Country: United States
City:
  • Organizer

    Cambridge Interfaith Programme

  • Location

    Lightfoot Room, Faculty of Divinity, Cambridge

Ottoman-Armenian architects and interfaith relations in cities of the Ottoman East in the late 19th and early 20th century

Speaker: Dr Alyson Wharton (University of Lincoln)

About the speaker

Dr Alyson Wharton is Senior Lecturer in the School of Humanities and Heritage at the University of Lincoln, where she has been since 2015. She started her career in the field of Islamic Art and specifically Ottoman Art History, completing her at PhD at SOAS. Between MA and PhD she trained to teach English as a foreign language and learnt some Arabic in Cairo, before moving to Istanbul and learning Turkish. Wharton spent three years as Assistant Professor in the Department of History of Art, at Mardin Artuklu University, in south-east Turkey.

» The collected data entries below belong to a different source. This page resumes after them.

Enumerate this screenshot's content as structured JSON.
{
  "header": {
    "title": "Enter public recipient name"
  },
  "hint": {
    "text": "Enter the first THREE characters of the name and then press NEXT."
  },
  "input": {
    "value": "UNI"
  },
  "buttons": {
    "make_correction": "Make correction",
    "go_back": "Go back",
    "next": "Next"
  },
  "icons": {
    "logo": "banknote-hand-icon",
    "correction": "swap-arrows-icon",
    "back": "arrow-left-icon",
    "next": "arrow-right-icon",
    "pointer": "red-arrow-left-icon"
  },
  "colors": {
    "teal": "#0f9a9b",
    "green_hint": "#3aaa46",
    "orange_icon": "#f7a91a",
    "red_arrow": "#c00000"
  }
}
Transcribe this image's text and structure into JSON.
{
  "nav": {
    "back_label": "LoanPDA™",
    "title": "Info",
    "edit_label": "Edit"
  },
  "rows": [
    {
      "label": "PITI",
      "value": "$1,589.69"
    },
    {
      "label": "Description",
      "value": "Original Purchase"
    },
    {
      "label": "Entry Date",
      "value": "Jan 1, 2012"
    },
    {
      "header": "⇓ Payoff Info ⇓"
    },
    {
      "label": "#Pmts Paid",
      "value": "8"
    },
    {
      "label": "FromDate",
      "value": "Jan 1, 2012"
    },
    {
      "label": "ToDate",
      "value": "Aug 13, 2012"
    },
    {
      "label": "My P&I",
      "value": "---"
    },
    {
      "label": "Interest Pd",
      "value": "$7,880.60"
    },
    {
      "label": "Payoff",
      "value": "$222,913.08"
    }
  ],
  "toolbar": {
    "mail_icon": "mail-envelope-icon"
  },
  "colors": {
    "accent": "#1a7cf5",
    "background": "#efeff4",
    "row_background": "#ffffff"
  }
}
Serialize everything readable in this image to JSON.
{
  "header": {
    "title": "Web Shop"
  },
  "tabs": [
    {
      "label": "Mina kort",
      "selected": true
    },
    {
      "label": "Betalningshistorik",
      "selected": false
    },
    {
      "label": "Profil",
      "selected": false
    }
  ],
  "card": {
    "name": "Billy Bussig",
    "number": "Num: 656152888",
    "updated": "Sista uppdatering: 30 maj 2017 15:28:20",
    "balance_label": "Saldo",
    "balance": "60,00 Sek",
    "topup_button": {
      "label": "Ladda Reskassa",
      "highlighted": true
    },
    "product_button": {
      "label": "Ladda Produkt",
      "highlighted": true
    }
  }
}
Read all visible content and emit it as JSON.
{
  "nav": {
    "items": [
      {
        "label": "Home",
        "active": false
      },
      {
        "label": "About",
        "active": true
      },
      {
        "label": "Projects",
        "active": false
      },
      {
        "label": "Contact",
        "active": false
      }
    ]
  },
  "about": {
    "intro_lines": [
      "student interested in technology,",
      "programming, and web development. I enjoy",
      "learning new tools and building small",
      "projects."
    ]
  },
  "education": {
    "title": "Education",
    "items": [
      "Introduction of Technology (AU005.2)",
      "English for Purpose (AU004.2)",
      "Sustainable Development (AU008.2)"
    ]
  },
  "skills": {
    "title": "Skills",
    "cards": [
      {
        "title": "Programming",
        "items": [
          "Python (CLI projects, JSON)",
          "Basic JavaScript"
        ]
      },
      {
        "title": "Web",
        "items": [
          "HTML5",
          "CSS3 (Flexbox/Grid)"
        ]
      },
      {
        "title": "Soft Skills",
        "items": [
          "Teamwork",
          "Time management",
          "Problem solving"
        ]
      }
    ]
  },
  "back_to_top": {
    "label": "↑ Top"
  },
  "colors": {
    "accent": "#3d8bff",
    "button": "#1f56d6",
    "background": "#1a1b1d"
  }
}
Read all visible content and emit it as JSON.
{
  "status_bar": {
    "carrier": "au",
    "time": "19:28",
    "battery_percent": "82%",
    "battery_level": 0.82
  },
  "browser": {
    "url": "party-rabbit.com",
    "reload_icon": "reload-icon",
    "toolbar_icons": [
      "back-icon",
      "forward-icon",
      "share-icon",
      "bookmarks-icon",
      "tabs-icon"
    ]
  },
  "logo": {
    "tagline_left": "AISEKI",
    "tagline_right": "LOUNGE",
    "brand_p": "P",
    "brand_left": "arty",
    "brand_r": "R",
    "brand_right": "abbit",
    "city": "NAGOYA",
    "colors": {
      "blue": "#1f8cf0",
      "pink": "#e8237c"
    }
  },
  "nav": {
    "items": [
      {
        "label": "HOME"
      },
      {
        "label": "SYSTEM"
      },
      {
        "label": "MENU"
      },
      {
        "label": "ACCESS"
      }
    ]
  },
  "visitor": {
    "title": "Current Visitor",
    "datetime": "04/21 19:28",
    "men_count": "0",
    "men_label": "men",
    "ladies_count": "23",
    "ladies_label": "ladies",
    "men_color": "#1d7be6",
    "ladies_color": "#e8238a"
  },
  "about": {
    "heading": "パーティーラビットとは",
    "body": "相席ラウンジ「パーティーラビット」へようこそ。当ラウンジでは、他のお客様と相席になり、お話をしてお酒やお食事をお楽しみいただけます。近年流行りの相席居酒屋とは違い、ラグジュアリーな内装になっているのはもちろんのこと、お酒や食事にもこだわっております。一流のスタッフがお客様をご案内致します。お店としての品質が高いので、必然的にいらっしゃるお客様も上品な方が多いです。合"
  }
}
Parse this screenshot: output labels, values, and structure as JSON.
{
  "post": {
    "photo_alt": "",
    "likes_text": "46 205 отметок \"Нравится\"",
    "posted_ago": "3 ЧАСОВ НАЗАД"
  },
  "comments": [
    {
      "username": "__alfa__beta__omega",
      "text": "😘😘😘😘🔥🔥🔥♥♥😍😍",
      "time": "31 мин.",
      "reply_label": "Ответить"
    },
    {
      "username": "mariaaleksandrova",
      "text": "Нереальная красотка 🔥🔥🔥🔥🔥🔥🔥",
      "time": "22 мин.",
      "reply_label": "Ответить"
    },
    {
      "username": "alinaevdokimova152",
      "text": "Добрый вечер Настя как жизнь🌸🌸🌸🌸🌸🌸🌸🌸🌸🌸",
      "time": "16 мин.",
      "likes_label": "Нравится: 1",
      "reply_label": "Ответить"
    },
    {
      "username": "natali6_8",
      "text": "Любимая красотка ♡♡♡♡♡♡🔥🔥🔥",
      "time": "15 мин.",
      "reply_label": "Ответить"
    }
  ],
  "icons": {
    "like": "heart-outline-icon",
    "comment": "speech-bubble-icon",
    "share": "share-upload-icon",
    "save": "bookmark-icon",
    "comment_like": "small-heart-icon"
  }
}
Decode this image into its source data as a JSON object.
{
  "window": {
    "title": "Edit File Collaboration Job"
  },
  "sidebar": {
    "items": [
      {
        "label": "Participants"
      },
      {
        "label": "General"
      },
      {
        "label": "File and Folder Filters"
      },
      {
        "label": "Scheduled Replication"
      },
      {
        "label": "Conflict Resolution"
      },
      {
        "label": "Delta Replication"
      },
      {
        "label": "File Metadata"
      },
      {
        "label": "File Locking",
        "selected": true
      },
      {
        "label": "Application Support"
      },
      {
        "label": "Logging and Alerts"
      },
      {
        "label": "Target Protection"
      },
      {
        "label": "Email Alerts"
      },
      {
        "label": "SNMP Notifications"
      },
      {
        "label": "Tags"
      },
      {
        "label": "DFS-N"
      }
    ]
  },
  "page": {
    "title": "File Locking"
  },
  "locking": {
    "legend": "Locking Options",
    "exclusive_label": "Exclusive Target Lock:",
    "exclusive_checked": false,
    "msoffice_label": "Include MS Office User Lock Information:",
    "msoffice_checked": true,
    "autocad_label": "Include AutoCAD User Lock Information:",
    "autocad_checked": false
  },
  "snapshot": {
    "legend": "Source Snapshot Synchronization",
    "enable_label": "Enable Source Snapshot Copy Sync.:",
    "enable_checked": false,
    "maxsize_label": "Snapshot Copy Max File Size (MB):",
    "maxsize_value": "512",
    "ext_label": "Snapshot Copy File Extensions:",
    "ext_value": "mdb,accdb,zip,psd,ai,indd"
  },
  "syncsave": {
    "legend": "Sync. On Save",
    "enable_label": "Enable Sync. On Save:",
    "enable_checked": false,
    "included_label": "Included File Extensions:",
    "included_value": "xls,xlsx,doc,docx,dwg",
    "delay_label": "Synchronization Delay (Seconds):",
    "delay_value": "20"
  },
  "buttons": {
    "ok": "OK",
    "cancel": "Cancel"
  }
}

There she taught Armenian art, Orientalism, exchanges between Islamic world and 'the West' and carried out fieldwork on the Armenian heritage in the region. She has published mostly on the Balyan family, architects of Armenian ethnicity and amongst the earliest Ottoman architects to receive a Parisian Beaux-Arts education, and implement elements of mass production into Ottoman architectural practice. The Balyans were responsible for a stylistic revolution or ‘Ottoman Renaissance’ in the imperial architecture of the time. In Mardin, Wharton also worked on the Armenian communities in the east of Turkey and their not-insignificant role in the remaking of the urban environment. More recently, she has worked on Armenian craftsman migrants to Victorian Britain and colonial quarters in the Caucasus under imperial Russian and Soviet rule.